Gouvernement, élection présidentielle, paralysie du Parlement, crise syrienne, repositionnement de Walid Joumblatt: tour d’horizon avec Jamal Jarrah, député du Courant du futur pour la Békaa-Ouest.
Une réunion surprenante est prévue avec les
députés du Bloc du Changement et de la Réforme. Quel en est le but?
Le bloc souhaite discuter de certains dossiers avec nous. De notre côté, nous avons énormément de questions à poser sur les sujets conflictuels, comme la perception du Parlement, la formation du gouvernement, la déclaration de Baabda et l’intervention du Hezbollah en Syrie. Nous espérons que ces concertations constituent le point de départ d’un accord national et mènent au dégagement de dénominateurs communs.
Est-ce vrai que Saad Hariri est revenu à la charge pour proposer la formation d’un cabinet neutre?
C’est notre proposition initiale. Le président Saad Hariri a soumis une proposition complète pour un gouvernement apolitique prenant en compte la dichotomie dans le pays entre le 8 et le 14 mars, et aussi l’existence de personnes compétentes, ayant un sens national aigu, qui pourraient gérer le pays pour une période transitoire, à l’ombre de la pauvreté et de la chute du taux de croissance…
Vous appelez le Hezbollah à se retirer de Syrie, alors que son secrétaire général, sayyed Hassan Nasrallah, parle de victoires et de modification de l’équilibre des forces…

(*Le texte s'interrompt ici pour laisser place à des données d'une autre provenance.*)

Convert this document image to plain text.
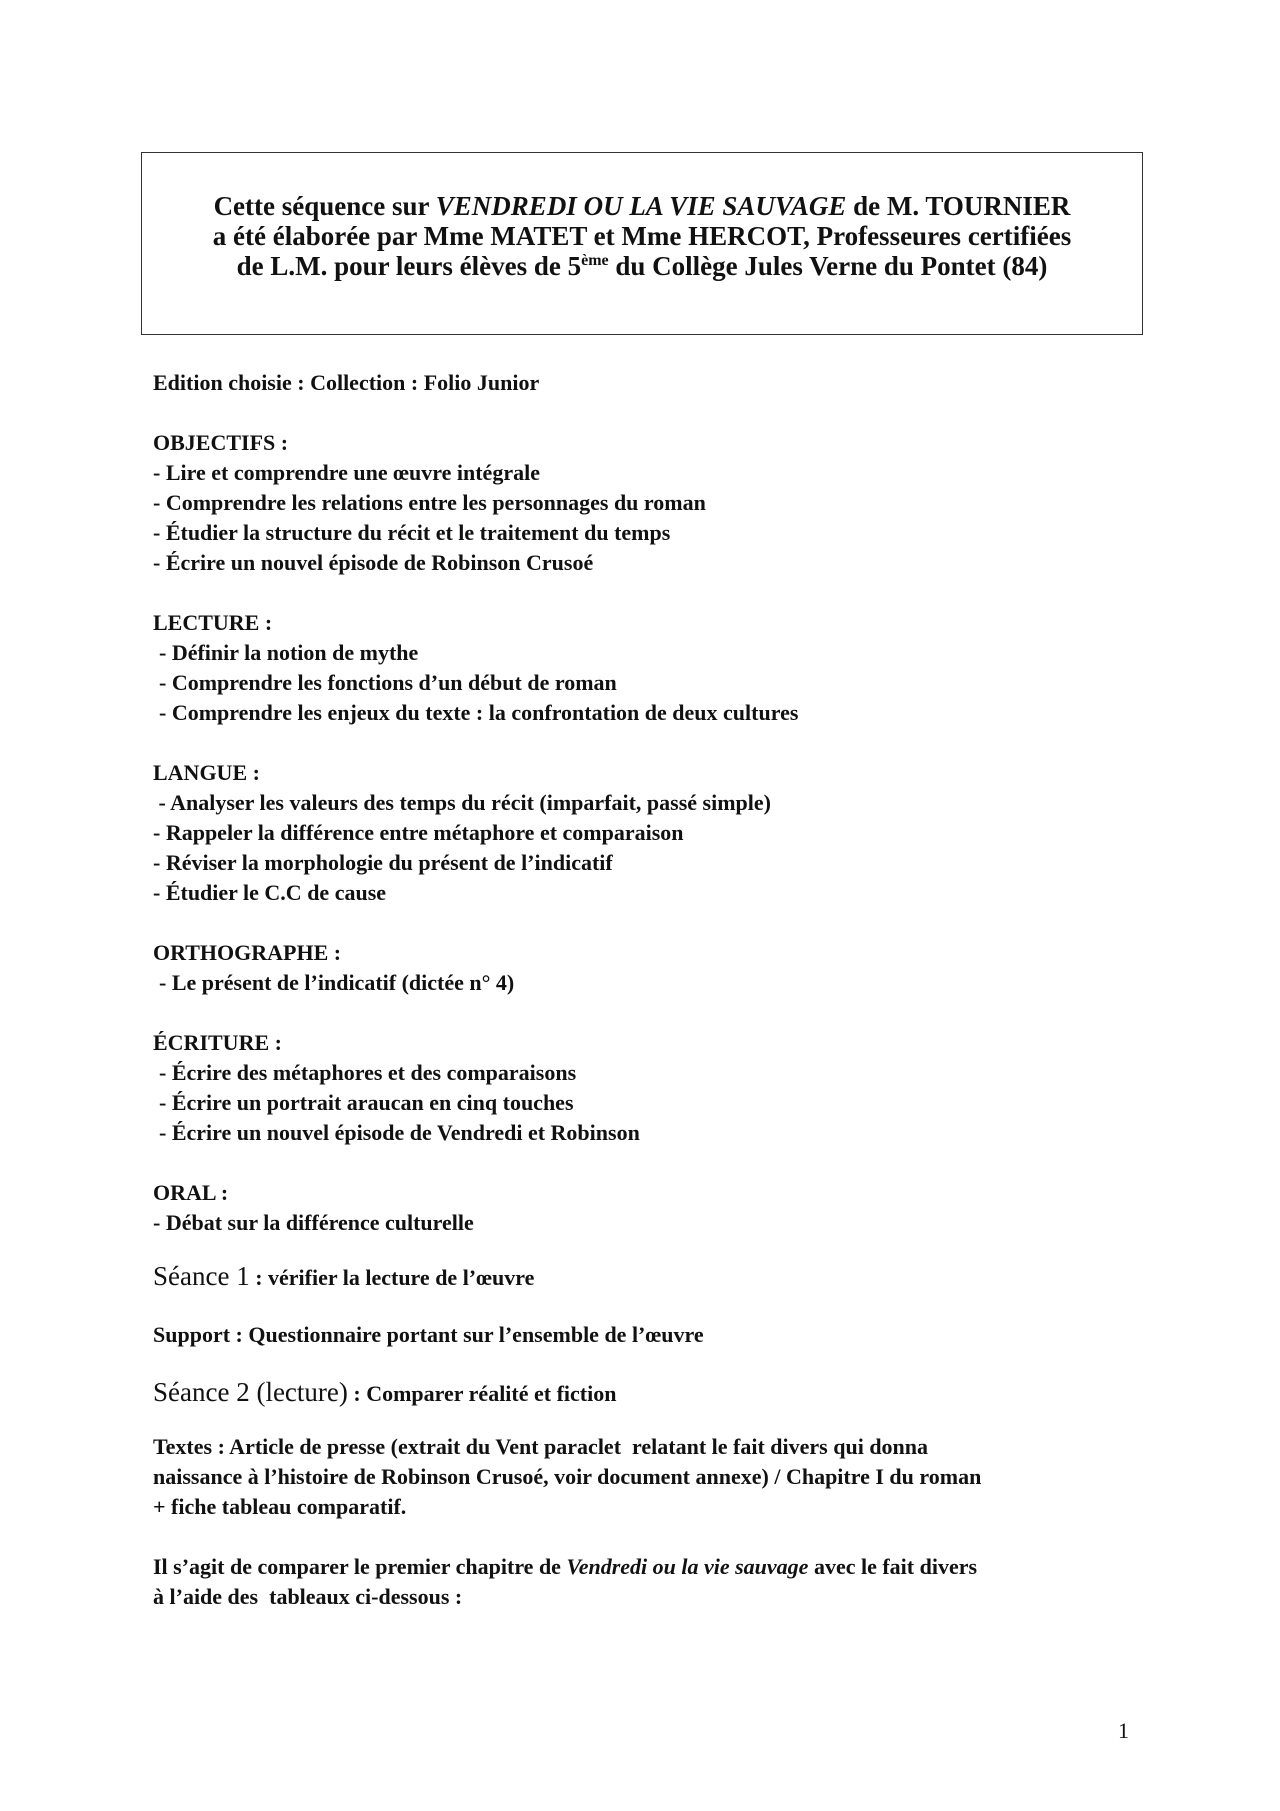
Cette séquence sur VENDREDI OU LA VIE SAUVAGE de M. TOURNIER
a été élaborée par Mme MATET et Mme HERCOT, Professeures certifiées
de L.M. pour leurs élèves de 5ème du Collège Jules Verne du Pontet (84)
Edition choisie : Collection : Folio Junior
OBJECTIFS :
- Lire et comprendre une œuvre intégrale
- Comprendre les relations entre les personnages du roman
- Étudier la structure du récit et le traitement du temps
- Écrire un nouvel épisode de Robinson Crusoé
LECTURE :
- Définir la notion de mythe
- Comprendre les fonctions d’un début de roman
- Comprendre les enjeux du texte : la confrontation de deux cultures
LANGUE :
- Analyser les valeurs des temps du récit (imparfait, passé simple)
- Rappeler la différence entre métaphore et comparaison
- Réviser la morphologie du présent de l’indicatif
- Étudier le C.C de cause
ORTHOGRAPHE :
- Le présent de l’indicatif (dictée n° 4)
ÉCRITURE :
- Écrire des métaphores et des comparaisons
- Écrire un portrait araucan en cinq touches
- Écrire un nouvel épisode de Vendredi et Robinson
ORAL :
- Débat sur la différence culturelle
Séance 1 : vérifier la lecture de l’œuvre
Support : Questionnaire portant sur l’ensemble de l’œuvre
Séance 2 (lecture) : Comparer réalité et fiction
Textes : Article de presse (extrait du Vent paraclet  relatant le fait divers qui donna
naissance à l’histoire de Robinson Crusoé, voir document annexe) / Chapitre I du roman
+ fiche tableau comparatif.
Il s’agit de comparer le premier chapitre de Vendredi ou la vie sauvage avec le fait divers
à l’aide des  tableaux ci-dessous :
1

C’est l’intérêt du Liban qui nous dicte ces propos. Pour ce qui est des déclarations du secrétaire général, comment et sur qui a-t-il enregistré ses victoires? S’il a triomphé contre le peuple syrien, c’est une honte pour lui et s’il pense avoir marqué des points sur le mouvement du 14 mars, son partenaire dans la nation, pourquoi voudrait-il s’associer à lui au sein du gouvernement? Qu’il forme un cabinet monochrome, surtout qu’il prétend détenir la majorité, et qu’il assume la responsabilité des développements dans le pays. Je rappelle à cet effet que sayyed Nasrallah a déclaré dans plus d’un discours qu’il serait capable de gouverner un pays dix fois plus grand que le Liban, et il s’est avéré qu’il ne pouvait contrôler ni Haret Hreik, ni al-Maamoura par le moyen de son autosécurité. Il faudrait aujourd’hui faire une pause réflexion en faveur de la patrie et non en faveur de l’Iran qui envoie les résistants qui ont vaincu Israël à la mort en Syrie pour des slogans communautaires dénués de sens, tout en prétendant être contre la fitna. Sinon sayyed Nasrallah devrait informer le peuple libanais et lui dire: je suis un soldat de Wilayat el-Fakih et j’exécute les ordres.
Vous considérez donc fictive la victoire clamée par Nasrallah?
Tous les observateurs savent que la situation en Syrie correspond à un va-et-vient perpétuel. Aujourd’hui, le régime envahit tel village alors que l’ASL investit une autre ville. Il n’y a pas de vainqueur jusqu’à présent. Le président Assad n’a pas pu annoncer une victoire sur l’opposition. Ajoutez à cela, les raids israéliens sur Lattaquié et Damas qu’ils nient… Ils se contentent de parler de Qoussair!
L’autre camp fait assumer au Moustaqbal la responsabilité de la paralysie du Parlement.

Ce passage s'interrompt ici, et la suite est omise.